Either choice would result in a mediocre experience for my visitors.

But more importantly, in this case, I had fun. The whole process was a blast.

  • I never had to fight with my tools
  • I was never blocked from moving or resizing an element as I would have been if designing in HTML
  • I could use any fonts and shapes, transparency, curves, and long continuous lines, all impossible in HTML

The whole process was creative. There was no administrative stuff — no fighting with a CMS etc.

It did take me 45 seconds to convert five fonts at convert.io (it would have been faster but I’m too cheap for a paid account and can only convert two at a time).

Let that sink in: I did a beautiful web page, one that would be impossible with any regular website builder, and it was fun, (and it’s Google-indexable, accessibly readable etc).


Are there mistakes in my infographic?

I actually don’t know anything about coffee filters, although I did obsessively measure the ones used for the graphic.

I’m sure the kind souls on the internet will correct me if I’m wrong about something.

And you know what? With Svija, I can make corrections in less than 30 seconds.


The next step: animation

The one flaw with this graphic is that it’s static.

We’ve gotten to the point where website animation, at least for a marketing website, has become de rigueur.

The coffee-filter page suffers from an absence of movement. So, I’m going to add some animation.

I won’t add anything too radical, but some dyamic scaling, a little rotation, some gentle surprises, and a few mouseovers will really make the page come alive (h/t Mick Jagger↗).

Hacker News

Visit news.ycombinator.com — 162 comments (some of them were ours). There was lots of useful feedback, and some nice compliments:


Absolutely ingenious. I love what you’ve done here.


I agree, this could fix a massive amount of headaches depending on what kind of site you’re building.

If it’s proven to be performant enough, I think it would work for 90% of sites out there (pages of information + pictures)

Theoretically you could even have a graphic designer build a site without much code knowledge instead of hiring a webdev.

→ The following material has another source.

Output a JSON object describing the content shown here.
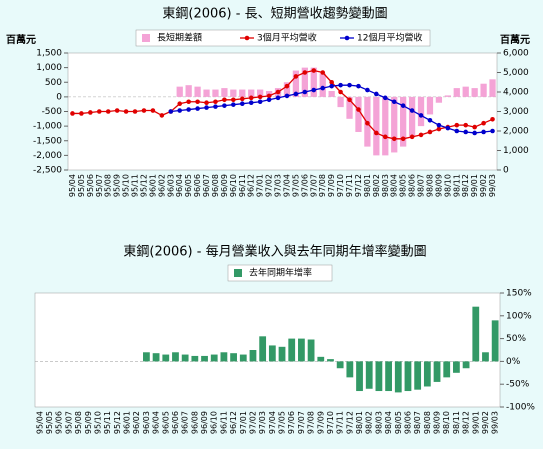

This is how you enable creative web design. Sure, you shouldn’t necessarily run your business on something like this (for a multitude of reasons), but for personal websites and prototypes this is great.

When Flash plugins were on the way out everyone always repeated how this would open the door for equally powerful HTML5 tooling. But while HTML5 has gained all the technical capabilities of Flash, nobody has managed to make an authoring tool as good as Adobe Flash. With the loss of Flash we mostly lost the creative websites by people who can’t code but are great at visual design. This comes close to enabling that again.


I really like that this allows people to finally break free from the box design and try something new. Of course there will be challenges like accessibility along the way but those can be solved.


An idea who’s time has come? SVG is an awesome concept, a superpower that has been basically demoted to create tiny vector icons.


Fuck yeah, I love svgs. I’m not a designer so this isn’t really for me, but the potential here is huge. Nice work.


I really really really really really really really really LOVE THIS.

1 feature I love to see, if possible, is to implement either youtube videos or Gifs.

(Would be cool if there was a really basic keyframe animation tool bar, but thats a lot of work) So don’t listen to me.

But overall i love this. Thank you for making this!


I like this idea. Using SVG on websites is quite fun to break the rigidness.


The workflow idea behind this is super innovative– From your SVG program directly to the web.

Of course some bugs to work out, but for a new idea, damn.


I think this is great! it has some drawbacks, but I enjoy seeing others push the web to its limits.